The air conditioners at the State Palace complex were turned down a notch or two. Some officials worked in shady rooms on Monday afternoon due to a lack of sunlight through the tall windows, as staffers were not permitted to turn on the lights during daylight hours.
This is actually a repeat scene from seven years ago when President Susilo Bambang Yudhoyono first insisted on energy conservation to support the government’s decision to reduce fuel subsidies.
Last week, Yudhoyono gave similar orders following the brouhaha over the fuel subsidy.
Presidential spokesman Julian Aldrin Pasha said all air conditioners in the complex had been set to 25 degrees Celsius, from the usual 16 to 17 degrees, as part of the nationwide energy-saving campaign initiated by Yudhoyono.
Julian said the five- to eight-degree difference could save electricity significantly despite the fact many of the air conditioners were so old that they consumed more energy.
Palace staffers also said a number of high-ranking officials now came to the palace donning simpler attire and leaving their suits at home.
The President, as well as a number of Cabinet members, however, still wore a formal suit during the inauguration ceremony of the new National Police Commission members on Monday.
But this time the official vehicles were not left with their engines and air conditioning running.
“I was told not to do that again. We are now allowed only to turn on the car’s air conditioner a few minutes before my boss comes to adjust the temperature in the car,” a ministerial driver said.
Yudhoyono has also adopted a strict illumination policy for the State Palace.
“If you take a tour around this complex, you will notice that there are very few lights on,” Yudhoyono told members of the Supreme Audit Agency during a meeting at the Presidential Office last Wednesday.
When the day is done, staffers are now ordered to leave office immediately and are discouraged from working overtime. “They say this is to save energy,” a State staffer who wished to remain anonymous said.
Coordinating Economic Minister Hatta Rajasa said that the energy-conservation policy should not be seen as encouraging government employees to take on less work.
“We don’t advise civil servants to reduce productivity, we advise them to utilize their working hours to the maximum,” he said.
Last week, Yudhoyono delivered the “National Movement on Fuel Energy Conservation” speech which was aired live on national television.
In his speech, he unveiled the government’s five-pronged approach to cutting fuel subsidies and controlling energy consumption. One of the five steps is reducing electricity consumption, particularly in all central and regional government institutions as well as state-owned enterprises’ offices.

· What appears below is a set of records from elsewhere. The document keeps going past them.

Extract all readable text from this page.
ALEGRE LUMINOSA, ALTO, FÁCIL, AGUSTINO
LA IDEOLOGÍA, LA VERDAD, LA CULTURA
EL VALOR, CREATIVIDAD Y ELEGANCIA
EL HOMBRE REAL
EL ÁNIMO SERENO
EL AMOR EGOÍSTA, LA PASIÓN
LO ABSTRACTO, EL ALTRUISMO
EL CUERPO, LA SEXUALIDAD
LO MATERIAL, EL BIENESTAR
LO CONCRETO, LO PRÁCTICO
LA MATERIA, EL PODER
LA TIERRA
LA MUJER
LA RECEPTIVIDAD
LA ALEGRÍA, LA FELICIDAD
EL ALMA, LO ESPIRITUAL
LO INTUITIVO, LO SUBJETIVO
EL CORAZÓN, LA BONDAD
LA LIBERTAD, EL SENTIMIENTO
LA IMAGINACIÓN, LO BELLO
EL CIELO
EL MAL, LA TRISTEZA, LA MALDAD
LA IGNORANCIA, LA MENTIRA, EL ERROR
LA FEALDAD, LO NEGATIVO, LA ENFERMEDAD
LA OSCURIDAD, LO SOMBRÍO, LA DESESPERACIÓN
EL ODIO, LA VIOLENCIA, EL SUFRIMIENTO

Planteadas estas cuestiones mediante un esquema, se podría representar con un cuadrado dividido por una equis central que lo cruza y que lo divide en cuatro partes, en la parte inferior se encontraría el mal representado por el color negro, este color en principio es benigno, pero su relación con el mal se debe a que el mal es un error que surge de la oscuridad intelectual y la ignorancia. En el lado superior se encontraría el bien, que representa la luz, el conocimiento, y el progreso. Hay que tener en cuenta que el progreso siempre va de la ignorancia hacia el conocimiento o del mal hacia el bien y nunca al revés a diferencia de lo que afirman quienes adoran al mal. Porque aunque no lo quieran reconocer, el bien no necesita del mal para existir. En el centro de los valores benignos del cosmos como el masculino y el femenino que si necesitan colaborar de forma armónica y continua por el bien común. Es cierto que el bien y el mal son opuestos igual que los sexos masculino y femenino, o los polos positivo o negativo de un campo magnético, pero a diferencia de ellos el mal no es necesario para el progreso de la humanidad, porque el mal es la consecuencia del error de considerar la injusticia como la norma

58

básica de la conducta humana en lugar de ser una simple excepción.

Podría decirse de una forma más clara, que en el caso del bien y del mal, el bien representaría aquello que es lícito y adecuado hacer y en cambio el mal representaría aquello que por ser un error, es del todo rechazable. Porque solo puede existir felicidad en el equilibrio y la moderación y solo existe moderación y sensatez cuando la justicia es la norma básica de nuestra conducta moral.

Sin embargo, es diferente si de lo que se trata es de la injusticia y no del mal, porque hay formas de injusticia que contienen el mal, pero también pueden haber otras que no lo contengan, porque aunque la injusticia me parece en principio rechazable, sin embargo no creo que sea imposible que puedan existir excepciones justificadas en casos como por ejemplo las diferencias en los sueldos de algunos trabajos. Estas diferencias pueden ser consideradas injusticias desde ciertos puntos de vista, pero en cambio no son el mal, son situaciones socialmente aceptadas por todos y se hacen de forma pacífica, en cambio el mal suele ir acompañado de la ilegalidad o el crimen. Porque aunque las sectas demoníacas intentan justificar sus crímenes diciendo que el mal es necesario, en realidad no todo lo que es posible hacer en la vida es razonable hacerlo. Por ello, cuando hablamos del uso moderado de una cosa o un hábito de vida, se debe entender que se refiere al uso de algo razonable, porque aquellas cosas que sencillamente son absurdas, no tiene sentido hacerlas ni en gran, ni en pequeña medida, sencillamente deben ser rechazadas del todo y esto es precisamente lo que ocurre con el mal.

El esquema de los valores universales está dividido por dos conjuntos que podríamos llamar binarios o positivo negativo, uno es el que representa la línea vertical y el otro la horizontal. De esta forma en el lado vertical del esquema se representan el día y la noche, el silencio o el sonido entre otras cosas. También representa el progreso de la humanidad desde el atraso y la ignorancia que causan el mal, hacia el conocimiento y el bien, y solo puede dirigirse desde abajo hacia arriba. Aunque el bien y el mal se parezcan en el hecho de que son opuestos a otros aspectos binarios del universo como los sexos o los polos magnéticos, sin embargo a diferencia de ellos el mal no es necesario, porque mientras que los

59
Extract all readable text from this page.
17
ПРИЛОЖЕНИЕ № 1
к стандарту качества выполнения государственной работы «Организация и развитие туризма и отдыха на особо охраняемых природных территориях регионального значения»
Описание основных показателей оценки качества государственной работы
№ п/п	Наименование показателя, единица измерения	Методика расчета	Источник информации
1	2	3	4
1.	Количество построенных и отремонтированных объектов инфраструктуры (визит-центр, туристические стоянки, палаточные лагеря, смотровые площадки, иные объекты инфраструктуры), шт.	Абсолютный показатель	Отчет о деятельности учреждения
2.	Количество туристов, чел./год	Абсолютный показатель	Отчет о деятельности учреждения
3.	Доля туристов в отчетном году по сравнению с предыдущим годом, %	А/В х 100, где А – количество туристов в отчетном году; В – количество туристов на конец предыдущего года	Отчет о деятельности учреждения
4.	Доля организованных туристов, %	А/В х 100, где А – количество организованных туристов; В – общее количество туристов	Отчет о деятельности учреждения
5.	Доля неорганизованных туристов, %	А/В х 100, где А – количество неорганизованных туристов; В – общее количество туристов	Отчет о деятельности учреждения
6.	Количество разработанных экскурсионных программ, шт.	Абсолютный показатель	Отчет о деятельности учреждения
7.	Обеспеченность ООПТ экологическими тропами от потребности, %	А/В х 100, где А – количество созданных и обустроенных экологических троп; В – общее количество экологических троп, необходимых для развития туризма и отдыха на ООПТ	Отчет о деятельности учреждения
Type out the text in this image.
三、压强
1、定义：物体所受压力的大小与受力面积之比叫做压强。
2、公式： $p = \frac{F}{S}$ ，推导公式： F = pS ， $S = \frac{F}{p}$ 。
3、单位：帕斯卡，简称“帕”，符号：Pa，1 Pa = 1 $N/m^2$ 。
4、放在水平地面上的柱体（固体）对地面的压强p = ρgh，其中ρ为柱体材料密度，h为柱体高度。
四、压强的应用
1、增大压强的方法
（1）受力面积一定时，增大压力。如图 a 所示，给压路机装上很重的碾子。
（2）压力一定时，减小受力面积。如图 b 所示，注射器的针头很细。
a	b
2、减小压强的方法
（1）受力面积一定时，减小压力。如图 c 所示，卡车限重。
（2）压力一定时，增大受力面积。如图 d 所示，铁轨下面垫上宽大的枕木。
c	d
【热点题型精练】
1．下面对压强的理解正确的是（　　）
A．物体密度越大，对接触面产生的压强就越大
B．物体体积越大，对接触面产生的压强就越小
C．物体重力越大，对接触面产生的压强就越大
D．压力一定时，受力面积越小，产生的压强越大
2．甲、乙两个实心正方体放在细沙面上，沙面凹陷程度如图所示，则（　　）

The President also appealed for the adoption of a digital surveillance system to record the daily fuel consumption of all vehicles and the provision of fiscal incentives for hybrid and electric vehicles.
A few days after the speech the Presidential complex did look gloomier, a scene that also transpired seven years ago.
In 2005, a year after Yudhoyono began his first term in office, he issued an instruction on energy conservation basically ordering the same thing; turn off lights and turn up air conditioners etc.
The policy lasted for a few months and languished until Yudhoyono renewed his call last week.
Uchok Sky Khadafi from the Indonesian Forum for Budget Transparency (FITRA) said Yudhoyono’s energy conservation drive would probably fail like the last time unless he ordered more severe measures.
“The President could begin by replacing his ministers’ gas-guzzling Toyota Crown Royal Saloon luxury sedans with Toyota Avanzas. That would mean so much more than just giving an order to switch off lights,” he said.